Auprès des bénévoles, Fanny Gingreau dit "essayer d'apporter une vision un peu professionnelle de ce qu'on entend par "accueil", et vérifier que les ateliers qu'on propose ont vraiment un sens sur le long terme. L'action Atout Cœur pour les Dames me parle bien car ça se fait sur la durée avec une finalité. Outre faire des collages ou de l'expression orale, les femmes seront valorisées d'avoir l'agenda qu'elles vont garder."
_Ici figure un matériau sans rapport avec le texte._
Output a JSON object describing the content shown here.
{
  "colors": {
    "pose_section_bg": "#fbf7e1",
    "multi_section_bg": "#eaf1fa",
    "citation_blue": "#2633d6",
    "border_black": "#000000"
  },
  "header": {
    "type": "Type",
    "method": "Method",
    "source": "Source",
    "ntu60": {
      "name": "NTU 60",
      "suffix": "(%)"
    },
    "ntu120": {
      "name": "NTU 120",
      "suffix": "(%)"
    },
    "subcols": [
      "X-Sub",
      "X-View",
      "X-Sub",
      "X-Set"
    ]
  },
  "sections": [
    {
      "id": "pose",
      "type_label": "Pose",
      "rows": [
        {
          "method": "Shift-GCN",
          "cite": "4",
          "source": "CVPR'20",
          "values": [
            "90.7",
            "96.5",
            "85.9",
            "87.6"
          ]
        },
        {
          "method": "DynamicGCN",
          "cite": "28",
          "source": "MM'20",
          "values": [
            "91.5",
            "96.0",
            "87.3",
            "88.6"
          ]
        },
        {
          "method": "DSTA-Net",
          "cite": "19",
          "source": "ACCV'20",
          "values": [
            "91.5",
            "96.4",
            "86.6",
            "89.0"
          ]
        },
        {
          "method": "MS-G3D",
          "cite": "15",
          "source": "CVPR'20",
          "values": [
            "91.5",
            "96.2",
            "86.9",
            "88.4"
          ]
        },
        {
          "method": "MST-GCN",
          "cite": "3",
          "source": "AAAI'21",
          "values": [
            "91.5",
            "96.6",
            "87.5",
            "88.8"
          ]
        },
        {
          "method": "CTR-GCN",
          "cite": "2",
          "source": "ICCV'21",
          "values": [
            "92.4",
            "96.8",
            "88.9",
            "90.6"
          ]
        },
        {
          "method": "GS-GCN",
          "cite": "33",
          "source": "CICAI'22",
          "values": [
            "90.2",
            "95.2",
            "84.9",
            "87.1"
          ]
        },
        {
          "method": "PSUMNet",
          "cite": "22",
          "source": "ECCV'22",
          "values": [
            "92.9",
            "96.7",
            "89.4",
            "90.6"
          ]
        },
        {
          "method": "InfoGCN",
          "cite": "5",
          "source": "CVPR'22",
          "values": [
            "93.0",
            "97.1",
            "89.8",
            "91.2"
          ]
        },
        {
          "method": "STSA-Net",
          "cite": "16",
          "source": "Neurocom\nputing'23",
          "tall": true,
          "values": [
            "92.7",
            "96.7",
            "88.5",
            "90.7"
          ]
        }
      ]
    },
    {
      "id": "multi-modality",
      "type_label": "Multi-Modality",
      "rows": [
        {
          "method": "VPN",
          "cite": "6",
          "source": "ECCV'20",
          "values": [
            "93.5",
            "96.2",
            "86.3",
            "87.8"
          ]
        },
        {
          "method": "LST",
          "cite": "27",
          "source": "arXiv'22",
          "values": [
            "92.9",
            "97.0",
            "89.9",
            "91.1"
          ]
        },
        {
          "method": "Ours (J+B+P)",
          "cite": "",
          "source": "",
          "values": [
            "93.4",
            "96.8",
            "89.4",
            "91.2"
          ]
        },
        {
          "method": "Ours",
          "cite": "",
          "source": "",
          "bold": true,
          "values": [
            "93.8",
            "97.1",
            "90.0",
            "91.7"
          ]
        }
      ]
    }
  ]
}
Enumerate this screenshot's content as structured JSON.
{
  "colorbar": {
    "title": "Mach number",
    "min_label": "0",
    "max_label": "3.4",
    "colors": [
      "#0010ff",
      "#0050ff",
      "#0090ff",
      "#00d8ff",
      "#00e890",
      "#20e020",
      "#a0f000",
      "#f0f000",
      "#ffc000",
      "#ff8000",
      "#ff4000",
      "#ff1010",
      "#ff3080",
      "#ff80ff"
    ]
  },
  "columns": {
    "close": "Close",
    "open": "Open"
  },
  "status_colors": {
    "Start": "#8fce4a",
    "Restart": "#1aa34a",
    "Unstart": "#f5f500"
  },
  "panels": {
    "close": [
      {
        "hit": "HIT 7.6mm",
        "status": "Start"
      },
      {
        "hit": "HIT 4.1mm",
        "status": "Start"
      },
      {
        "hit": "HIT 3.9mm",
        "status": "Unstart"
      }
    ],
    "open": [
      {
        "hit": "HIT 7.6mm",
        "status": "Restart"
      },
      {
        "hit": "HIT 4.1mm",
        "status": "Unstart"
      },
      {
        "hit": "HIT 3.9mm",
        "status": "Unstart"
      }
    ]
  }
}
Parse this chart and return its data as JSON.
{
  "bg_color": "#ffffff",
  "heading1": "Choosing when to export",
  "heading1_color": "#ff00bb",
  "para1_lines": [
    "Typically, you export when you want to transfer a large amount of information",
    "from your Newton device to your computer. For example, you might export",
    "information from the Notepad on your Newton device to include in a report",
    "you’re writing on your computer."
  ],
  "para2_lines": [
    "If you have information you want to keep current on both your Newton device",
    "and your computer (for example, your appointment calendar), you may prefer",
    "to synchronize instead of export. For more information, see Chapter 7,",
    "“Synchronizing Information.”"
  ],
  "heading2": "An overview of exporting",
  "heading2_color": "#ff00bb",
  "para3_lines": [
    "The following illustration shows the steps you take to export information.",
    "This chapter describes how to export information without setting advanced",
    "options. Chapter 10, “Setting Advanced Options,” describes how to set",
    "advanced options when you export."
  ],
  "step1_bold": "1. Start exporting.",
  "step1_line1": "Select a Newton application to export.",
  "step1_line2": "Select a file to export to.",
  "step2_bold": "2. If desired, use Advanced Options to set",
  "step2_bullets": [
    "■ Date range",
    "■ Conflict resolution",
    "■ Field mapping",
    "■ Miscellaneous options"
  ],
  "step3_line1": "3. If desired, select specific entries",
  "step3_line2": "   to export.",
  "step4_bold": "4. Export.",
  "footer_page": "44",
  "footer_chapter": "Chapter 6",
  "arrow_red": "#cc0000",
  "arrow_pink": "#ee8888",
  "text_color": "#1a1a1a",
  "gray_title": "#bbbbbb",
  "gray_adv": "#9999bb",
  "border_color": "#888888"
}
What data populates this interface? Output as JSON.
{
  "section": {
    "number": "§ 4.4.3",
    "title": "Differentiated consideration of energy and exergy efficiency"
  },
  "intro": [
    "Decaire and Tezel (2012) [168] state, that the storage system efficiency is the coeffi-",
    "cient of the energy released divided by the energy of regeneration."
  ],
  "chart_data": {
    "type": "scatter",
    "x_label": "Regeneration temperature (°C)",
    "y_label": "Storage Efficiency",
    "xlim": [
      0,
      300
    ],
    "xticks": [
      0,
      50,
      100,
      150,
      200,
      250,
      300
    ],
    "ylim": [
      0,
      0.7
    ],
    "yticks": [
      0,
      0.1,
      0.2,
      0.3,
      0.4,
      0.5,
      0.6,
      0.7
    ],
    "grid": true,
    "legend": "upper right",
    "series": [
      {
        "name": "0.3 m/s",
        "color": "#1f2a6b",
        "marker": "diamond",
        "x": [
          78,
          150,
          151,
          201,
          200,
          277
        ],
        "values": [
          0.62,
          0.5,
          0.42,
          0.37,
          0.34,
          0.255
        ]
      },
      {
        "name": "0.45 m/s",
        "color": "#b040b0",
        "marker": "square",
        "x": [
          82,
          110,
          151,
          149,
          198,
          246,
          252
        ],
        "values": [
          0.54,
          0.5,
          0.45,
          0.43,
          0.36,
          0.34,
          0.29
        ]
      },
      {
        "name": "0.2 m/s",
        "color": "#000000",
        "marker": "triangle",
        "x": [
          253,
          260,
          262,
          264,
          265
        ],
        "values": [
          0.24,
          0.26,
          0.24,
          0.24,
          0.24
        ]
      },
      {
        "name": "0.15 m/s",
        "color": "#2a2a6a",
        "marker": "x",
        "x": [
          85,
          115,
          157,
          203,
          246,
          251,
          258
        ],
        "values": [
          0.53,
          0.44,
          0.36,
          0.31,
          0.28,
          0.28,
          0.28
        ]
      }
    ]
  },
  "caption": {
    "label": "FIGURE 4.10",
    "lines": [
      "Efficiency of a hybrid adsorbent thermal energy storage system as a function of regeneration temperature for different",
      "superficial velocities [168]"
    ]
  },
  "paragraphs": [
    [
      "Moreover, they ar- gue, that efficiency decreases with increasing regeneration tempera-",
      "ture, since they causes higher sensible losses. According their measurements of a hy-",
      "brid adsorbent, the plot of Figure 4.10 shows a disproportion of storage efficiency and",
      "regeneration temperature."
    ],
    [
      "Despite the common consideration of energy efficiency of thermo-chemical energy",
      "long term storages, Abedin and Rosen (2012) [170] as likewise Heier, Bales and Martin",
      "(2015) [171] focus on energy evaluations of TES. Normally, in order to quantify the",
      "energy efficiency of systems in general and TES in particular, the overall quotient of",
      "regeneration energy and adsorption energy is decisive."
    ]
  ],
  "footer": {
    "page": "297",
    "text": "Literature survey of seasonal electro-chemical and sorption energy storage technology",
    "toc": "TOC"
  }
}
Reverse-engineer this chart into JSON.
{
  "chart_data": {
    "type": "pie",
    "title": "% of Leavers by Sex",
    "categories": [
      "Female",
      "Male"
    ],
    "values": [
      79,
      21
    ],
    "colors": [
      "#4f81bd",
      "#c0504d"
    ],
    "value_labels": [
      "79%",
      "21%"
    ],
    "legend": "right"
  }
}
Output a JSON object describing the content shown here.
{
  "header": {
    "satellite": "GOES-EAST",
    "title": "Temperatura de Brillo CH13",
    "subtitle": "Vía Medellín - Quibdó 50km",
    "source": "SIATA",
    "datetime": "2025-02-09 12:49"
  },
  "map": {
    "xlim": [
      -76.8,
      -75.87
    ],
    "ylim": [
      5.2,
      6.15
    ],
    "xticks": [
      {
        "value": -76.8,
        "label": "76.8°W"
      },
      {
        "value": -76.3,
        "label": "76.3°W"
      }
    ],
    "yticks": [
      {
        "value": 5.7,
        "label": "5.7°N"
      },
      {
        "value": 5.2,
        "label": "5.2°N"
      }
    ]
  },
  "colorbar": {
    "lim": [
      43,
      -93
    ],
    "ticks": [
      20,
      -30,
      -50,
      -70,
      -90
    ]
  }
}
Soumise au secret professionnel, elle ne partage pas ce qui se dit dans son bureau. "Maintenant, je suis là aussi pour expliquer les comportements et comment il faut agir. Ici, les femmes ont vécu des choses difficiles, très, très variées. Certaines ont des comportements inadaptés, et si on reste sur un comportement social classique, qui ne sont pas sympas. Mais l'idée, c'est de pouvoir les accueillir telles qu'elles sont. Ce qui ne veut pas dire qu'on accepte tout, on n'accepte pas les insultes. C'est bien cependant de savoir que si elles se comportent comme ça, il y a des choses derrière. Peut-être que le lien aux autres n'est pas facile. On demande beaucoup à ces personnes : elles se traînent déjà des valises, et on leur demande en plus d'accepter à côté quelqu'une qui a d'autres valises, et que ça se passe dans le calme. Alors que nous-mêmes, dans notre vie personnelle, ça nous arrive de perdre patience !"
La liste des bénévoles se monte à une trentaine de personnes; une d'entre elles gère le planning. Elles sont passées par le siège des Restaurants du Cœur, ou ont fait leur recherche personnelle et téléphonent au Lieu parce que l'accueil pour femmes les intéresse. Annick et Michel, les responsables, les reçoivent en entretien. "Dans vouloir venir aider, il y a plein de choses qui se jouent, commente Fanny Gingreau. Les bénévoles ne comprennent pas toujours bien qu'elles peuvent venir deux jours par semaine, mais pas trois. C'est important que chacune puisse avoir sa place à égalité, et aussi une vie à côté. En plus, viennent des étudiantes, ou des professionnelles au chômage. C'est intéressant, les pros !" Fanny Gingreau, placée sous la responsabilité d'Annick et Michel, n'a pas de hiérarchie professionnelle. Il y a des avantages, mais elle se sent un peu seule. "Les échanges professionnels manquent. J'ai quand même des contacts avec des collègues à qui je fais appel pour gérer des situations que je ne connais pas, et savoir vers quoi orienter les dames."